Hugh Grant, who said he would be donating part of his settlement to the Hacked Off pressure group, later Tweeted that he wanted his case to go to a full trial, but had been prevented from doing so by libel law restrictions.
All of the victims who settled had their mobile phone voicemails illegally intercepted by journalists or others employed by the News of the World. Some had also been put under surveillance by private investigators employed by the tabloid, which NI closed in 2011.
Hacked off: The targets
The actor was a target for the NOTW because of the stories he generated from having “well- known relationships and friendships with various high profile women”.

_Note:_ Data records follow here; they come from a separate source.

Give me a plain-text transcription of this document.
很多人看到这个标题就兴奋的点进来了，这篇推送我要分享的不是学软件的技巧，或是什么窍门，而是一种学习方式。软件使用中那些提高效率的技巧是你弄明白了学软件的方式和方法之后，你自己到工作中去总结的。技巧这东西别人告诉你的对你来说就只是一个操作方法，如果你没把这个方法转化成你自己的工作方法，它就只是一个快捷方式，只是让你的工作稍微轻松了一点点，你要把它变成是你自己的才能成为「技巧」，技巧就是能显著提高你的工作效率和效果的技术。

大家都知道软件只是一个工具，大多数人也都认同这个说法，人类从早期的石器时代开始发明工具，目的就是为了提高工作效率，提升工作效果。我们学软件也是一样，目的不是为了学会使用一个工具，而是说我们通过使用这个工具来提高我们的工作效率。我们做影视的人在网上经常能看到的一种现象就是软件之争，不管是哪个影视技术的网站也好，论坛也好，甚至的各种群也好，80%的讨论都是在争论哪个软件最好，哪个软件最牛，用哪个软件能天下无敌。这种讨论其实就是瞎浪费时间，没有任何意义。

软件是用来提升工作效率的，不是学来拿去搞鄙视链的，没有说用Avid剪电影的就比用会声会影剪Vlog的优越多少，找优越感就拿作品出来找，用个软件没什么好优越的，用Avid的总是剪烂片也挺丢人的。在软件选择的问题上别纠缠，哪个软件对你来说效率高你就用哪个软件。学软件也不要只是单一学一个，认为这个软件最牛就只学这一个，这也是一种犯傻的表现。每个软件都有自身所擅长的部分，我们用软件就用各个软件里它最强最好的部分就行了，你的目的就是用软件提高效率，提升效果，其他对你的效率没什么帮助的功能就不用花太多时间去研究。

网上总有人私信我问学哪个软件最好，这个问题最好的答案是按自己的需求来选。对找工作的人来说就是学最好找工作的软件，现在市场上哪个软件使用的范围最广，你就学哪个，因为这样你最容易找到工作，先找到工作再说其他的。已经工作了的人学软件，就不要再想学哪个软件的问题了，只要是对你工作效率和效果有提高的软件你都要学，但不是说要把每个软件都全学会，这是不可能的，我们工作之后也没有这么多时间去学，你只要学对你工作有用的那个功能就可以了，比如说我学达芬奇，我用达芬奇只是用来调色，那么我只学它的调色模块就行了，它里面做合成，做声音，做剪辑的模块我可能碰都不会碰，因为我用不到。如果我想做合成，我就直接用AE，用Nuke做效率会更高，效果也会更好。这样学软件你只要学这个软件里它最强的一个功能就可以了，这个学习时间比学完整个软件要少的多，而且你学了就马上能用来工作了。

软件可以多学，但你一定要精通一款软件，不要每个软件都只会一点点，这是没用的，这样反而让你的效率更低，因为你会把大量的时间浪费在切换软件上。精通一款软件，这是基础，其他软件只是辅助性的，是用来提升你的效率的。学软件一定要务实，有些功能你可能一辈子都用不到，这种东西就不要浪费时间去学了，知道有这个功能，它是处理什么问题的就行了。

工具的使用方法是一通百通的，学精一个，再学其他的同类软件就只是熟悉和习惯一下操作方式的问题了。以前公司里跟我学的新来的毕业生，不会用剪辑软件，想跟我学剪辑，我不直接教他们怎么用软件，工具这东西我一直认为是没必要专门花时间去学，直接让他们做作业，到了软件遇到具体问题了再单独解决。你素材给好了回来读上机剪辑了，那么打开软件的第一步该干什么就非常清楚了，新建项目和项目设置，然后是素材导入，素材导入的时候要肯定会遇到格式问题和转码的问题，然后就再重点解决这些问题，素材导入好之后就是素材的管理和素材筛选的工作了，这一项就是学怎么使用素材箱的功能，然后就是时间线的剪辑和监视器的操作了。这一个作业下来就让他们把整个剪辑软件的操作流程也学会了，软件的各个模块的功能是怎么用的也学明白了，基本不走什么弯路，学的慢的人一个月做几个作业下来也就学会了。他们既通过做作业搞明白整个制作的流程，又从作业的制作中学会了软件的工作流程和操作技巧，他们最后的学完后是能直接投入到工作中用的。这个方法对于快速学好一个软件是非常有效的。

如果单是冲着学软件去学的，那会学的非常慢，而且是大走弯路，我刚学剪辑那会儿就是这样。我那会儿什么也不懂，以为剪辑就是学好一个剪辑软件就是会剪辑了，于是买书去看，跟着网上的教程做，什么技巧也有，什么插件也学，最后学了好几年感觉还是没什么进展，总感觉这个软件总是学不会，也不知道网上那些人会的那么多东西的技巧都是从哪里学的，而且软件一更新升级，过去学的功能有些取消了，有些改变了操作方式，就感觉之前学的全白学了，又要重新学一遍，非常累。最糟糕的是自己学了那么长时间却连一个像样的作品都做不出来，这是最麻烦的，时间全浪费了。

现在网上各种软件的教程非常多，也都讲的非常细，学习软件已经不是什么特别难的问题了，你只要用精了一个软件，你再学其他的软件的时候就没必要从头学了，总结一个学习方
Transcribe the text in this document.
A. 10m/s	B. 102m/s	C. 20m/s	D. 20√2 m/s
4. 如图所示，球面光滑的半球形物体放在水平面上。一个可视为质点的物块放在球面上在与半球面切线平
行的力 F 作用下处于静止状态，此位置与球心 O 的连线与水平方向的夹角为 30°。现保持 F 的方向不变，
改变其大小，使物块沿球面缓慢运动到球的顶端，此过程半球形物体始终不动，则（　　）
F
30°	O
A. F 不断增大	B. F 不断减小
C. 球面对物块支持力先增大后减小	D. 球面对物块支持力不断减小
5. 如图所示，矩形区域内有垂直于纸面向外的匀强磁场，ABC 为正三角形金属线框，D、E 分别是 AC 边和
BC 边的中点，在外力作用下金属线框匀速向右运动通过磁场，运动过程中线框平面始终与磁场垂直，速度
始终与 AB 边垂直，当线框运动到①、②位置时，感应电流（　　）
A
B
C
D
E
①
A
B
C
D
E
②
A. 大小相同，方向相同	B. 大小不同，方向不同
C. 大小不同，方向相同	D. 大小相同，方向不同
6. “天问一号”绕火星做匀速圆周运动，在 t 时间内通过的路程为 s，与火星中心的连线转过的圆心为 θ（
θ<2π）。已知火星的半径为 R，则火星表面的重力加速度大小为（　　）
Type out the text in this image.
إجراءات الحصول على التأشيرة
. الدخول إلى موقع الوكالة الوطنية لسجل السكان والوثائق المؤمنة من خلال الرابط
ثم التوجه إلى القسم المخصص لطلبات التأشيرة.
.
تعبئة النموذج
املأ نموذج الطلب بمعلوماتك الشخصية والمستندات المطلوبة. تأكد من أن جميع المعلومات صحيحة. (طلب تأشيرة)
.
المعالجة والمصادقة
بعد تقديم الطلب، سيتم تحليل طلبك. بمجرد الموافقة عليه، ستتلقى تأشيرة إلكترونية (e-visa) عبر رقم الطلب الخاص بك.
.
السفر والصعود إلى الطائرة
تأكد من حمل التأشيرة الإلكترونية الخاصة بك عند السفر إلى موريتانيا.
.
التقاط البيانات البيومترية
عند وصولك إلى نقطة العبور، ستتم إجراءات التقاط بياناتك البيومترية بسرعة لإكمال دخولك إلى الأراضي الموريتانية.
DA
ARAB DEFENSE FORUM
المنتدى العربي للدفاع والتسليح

All the damages Mr Grant received today will go to the Hacked-Off media pressure group.
The former Doctor Who actor, took his family on holiday to Cornwall.
An article about the holiday appeared in the NOTW. Mr Eccleston was told his phone had been illegally accessed 16 times and private information obtained.
Ms Cleaver, a Berlin-based freelance journalist, was targeted for the information that senior journalists at the NOTW thought they could get by hacking her phone.
It was their way of listening in on the competition.
Father Richard Reardon
Among his parishioners in Cardiff was Charlotte Church and her family. The family told him their troubles, sometimes on his mobile phone.
Neither he nor the Churchs knew that the NOTW was intercepting the exchanges.